好調を維持している米国株市場。ハイテク銘柄を中心に買いが集まり、特にAIに関連する銘柄は暴騰を続けています。去年までは景気後退によるハードランディングの危険性が浮上していた時もあったのに、今ではソフトランディングが主流であり、景気後退自体が起こらないという想定まで出てきます。
米国株は絶好調だね
嬉しいし、有難い事だけど、浮かれ過ぎないようにしたいよね
そんな中で、ウォーレン・バフェット氏が率いるバークシャー・ハサウェイの動向がニュースに上がってきていました。米国株が絶好調な市場環境の中で、バフェット氏はどんな行動をしていたのか?今回は、それを確認していきたいと思います。
ウォーレン・バフェット氏が率いるバークシャー・ハサウェイは、2月14日に2023年末時点の保有銘柄リストを米国証券取引委員会に提出していました。米国の大手機関投資家は、四半期ごとに米国証券取引委員会に「フォーム13F」という報告書を提出して、保有銘柄を開示する必要があります。これは、米国に上場する株式が報告対象となっているので、バークシャーの場合は日本の商社への投資などは報告対象外となっています。
では、主なバークシャー・ハサウェイの2023年度10月~12月の売買状況を確認してみましょう。
売却(購入) | 企業名(銘柄名) | 売却(購入)株式数 |
---|---|---|
売却 | HPインク(ヒューレット・パッカード) | 7966万株 |
売却 | パラマウント・グローバル | 3040万株 |
売却 | BYD | 1099万株 |
売却 | ストーン | 1069万株 |
売却 | アップル | 1000万株 |
売却 | D.R.ホートン | 596万株 |
購入 | シリウスXMホールディングス | 3055万株 |
購入 | オキシデンタル・ペトロリアム | 2388万株 |
購入 | シェブロン | 1584万株 |
購入 | リバティーメディア | 882万株 |
これをみると、まず目を引くのがアップルを一部売却している事ですよね。バフェット氏が率いるバークシャーがアップルの株式を売却するのは3年ぶりとなります。ただ、アップルの株式は大量に保有しているので売却したといっても保有するアップルの1%程度の割合だけを売却した形となります。

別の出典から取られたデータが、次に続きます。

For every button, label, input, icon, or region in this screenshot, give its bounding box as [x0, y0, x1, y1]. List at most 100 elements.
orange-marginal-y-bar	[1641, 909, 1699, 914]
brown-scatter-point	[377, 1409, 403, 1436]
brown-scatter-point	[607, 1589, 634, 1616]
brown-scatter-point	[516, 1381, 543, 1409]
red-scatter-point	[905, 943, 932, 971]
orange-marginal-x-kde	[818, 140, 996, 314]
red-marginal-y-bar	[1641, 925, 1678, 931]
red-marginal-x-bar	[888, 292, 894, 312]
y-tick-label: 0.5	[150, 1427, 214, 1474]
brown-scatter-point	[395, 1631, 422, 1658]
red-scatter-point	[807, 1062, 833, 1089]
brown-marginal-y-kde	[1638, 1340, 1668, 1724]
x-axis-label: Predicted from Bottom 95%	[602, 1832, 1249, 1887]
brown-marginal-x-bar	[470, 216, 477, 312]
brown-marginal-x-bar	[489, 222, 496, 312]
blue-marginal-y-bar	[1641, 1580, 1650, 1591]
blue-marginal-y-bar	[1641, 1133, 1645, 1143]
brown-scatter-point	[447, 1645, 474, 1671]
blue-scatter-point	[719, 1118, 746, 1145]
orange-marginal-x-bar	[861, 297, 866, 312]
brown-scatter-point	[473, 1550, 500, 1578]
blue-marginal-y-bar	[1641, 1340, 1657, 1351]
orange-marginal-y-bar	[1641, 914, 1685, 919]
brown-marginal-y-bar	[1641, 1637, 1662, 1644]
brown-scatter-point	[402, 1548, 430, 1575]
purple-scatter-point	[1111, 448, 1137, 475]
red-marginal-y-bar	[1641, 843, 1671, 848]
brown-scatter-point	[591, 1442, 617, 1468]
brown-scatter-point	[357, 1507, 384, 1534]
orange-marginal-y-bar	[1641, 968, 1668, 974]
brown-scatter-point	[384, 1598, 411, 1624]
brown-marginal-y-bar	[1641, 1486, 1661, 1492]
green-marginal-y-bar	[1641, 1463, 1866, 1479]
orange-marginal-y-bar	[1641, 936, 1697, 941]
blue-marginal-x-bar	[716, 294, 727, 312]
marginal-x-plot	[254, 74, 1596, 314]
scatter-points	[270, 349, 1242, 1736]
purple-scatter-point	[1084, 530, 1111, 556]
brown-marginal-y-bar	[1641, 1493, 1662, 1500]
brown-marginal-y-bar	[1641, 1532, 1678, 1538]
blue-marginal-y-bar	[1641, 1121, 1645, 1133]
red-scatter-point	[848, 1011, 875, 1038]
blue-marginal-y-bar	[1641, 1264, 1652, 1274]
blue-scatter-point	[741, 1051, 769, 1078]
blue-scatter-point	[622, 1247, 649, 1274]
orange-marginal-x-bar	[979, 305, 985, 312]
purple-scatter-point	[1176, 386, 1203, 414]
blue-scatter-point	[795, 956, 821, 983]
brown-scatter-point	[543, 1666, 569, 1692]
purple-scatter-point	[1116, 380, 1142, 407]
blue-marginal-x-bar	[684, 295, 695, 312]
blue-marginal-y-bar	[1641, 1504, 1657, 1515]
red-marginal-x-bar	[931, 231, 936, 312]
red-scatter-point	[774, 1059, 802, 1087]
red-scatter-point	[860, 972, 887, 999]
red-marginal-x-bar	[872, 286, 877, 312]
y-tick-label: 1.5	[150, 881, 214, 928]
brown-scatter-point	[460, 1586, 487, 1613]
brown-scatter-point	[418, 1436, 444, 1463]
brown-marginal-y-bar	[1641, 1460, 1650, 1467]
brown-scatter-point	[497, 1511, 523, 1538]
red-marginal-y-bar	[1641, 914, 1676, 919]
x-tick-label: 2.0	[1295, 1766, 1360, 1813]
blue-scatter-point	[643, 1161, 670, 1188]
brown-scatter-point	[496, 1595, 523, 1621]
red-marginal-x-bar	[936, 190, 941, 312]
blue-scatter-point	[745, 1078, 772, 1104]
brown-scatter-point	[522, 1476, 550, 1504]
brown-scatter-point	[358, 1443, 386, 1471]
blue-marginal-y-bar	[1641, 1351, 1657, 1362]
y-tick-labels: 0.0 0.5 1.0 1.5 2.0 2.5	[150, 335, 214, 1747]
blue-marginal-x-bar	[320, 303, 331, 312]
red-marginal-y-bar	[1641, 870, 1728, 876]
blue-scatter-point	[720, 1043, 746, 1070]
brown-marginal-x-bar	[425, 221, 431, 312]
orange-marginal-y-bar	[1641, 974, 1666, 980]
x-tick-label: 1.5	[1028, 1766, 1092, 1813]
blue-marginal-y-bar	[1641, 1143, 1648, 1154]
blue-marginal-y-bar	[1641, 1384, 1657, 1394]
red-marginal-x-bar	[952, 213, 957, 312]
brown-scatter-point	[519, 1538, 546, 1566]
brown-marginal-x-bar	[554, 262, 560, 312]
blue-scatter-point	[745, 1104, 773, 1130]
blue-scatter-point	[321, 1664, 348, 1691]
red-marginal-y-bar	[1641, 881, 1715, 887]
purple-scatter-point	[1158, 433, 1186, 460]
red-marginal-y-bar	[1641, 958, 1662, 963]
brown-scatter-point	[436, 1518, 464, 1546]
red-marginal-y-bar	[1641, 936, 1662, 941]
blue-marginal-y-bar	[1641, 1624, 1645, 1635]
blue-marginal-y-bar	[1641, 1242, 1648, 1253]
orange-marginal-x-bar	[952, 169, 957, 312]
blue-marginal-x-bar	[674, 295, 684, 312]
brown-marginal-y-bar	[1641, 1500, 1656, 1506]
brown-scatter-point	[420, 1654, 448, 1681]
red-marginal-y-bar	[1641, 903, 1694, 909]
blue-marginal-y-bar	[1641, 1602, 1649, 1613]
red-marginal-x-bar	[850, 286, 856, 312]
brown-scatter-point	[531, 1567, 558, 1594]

集中投資をしているアップルを利益確定しているという点は、注目ですよね。バークシャーのポートフォリオの中でも、アップルの比率は約50%となっており投資先の半分がアップルの株式となっています。米国株市場がAIブームに沸いて上昇している中で、バフェット氏が一番自信を持って保有しているアップルを売却して利益確定しているのが印象的です。
他に売却した銘柄では、PC大手のHPインク(ヒューレット・パッカード)は保有株を8割ほど売却、メディア大手のパラマウント・グローバルは保有株を3割ほど売却しています。
一方で、購入している銘柄は、シェブロンやオキシデンタル・ペトロリアムなどの石油関連銘柄であり、原油価格が下落して株価が下げていたので、押し目買いをしているみたいですね。
バークシャー・ハサウェイのポートフォリオの中でも、シェブロンは5位、オキシデンタル・ペトロリアムは6位に位置しており、ディフェンシブな銘柄の買い増しを強めていた感じですね。
バークシャー・ハサウェイのポートフォリオ(2023年12月末時点)
順位 | 企業名 | 保有比率 |
---|---|---|
1位 | アップル | 49.2% |
2位 | バンク・オブ・アメリカ | 8.9% |
3位 | アメリカン・エキスプレス | 7.1% |
4位 | コカ・コーラ | 7.0% |
5位 | シェブロン | 6.6% |
6位 | オキシデンタル・ペトロリアム | 5.1% |
7位 | クラフト・ハインツ | 3.4% |
相場が好調でハイテク銘柄が上昇している中で、アップルを売却して利益確定を行い、下がっていたディフェンシブな銘柄のシェブロンやオキシデンタル・ペトロリアムなどの石油関連銘柄を買い増していたバフェット氏が率いるバークシャー・ハサウェイ。
どうしても相場が上昇すると、上がっている銘柄が買いたくなるのが人情なのですが、そんな時ほど好調な銘柄の一部を売却して、下がっているディフェンシブな銘柄を買い増して、今後に起こるかもしれない景気後退に備えるという事が安定的な運用を続ける為には必要な事のかもしれませんね。
バフェット氏が率いるバークシャー・ハサウェイの動きをみながら、そんな事をふっと思い出した休日でした。